Stuff that makes an old man mad: Vol. I of an endless series

Yeah, I know; we all have gripes and complaints. The difference is I get to bray about mine in silly columns like this one. You don’t.

Let’s begin with the idiots we all see speeding up when the light turns from green to yellow instead of slowing to make a safe, smooth, non-lethal stop.

The first bonehead of which I speak did exactly that just north of the York interchange. This mouth breather, behind the wheel of a great testosterone dripping pickup and worse, dragging a fifth-wheel lowboy trailer loaded with a ponderous piece of construction equipment, fairly raced by on my left.

Still, despite his best effort on the accelerator this bozo missed the yellow caution entirely and blasted through the stop light on all red. Obviously this mouth breather was completely willing to kill you or me or a whole family to avoid a few moments of rest at a red light.

As we approached, the yellow flasher that is installed way back from the actual traffic light to give motorists plenty of warning a change is imminent was going off like a banshee. I could not have avoided seeing it and neither could he.

How did I know to a certainty this driver was a he? Easy, ladies are much too intelligent and evolved to so selfishly and intentionally place fellow occupants of the planet in harm’s way.

And here’s another entry from my list of annoyances; pickup trucks all souped up and noisy like a dang rail dragster.

Fellas, trucks are work vehicles.

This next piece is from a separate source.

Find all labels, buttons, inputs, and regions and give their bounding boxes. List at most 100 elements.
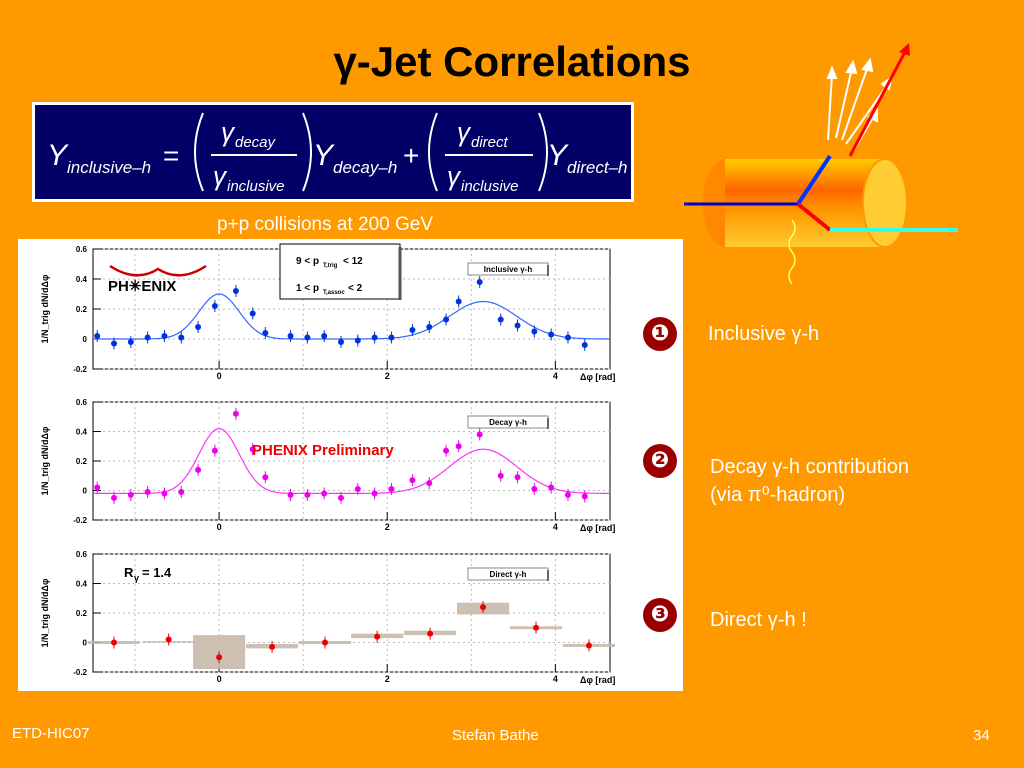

You load stuff in ‘em and pull stuff with ‘em and plow through mud with ‘em.

If you fancy a muscle car or, even better, a slinky, turbo sports car that eats tight curves like it’s on rails, then go find one because no matter how shiny it is, you look silly charging around hell bent for election pretending it’s not a damn truck.

I have a truck, too and I love it, but it would make a silly looking hot rod.

Moving to an entirely different complaint, where do you stand on the 10-cent coin?

Really, is there any good reason the common dime has to be so very much thinner than, say, a nickel? Even the lowly penny has more vertical stature in comparison to the coin of the realm’s 10-cent piece.

This was scarcely an issue before my attempt to revisit meat cutting as a career and ruined these gnarly, arthritis-afflicted fingers. First, I fell and fractured my left thumb, then made it worse by embarking on the ill-advised meat cutter redux.

Fishing car keys from jeans pockets is tough and tying a knot in fishing line is tougher, but for some reason a damn skinny dime frustrates and enrages me most of all.

Most often these days, at least for me, small annoyances are the worst annoyances.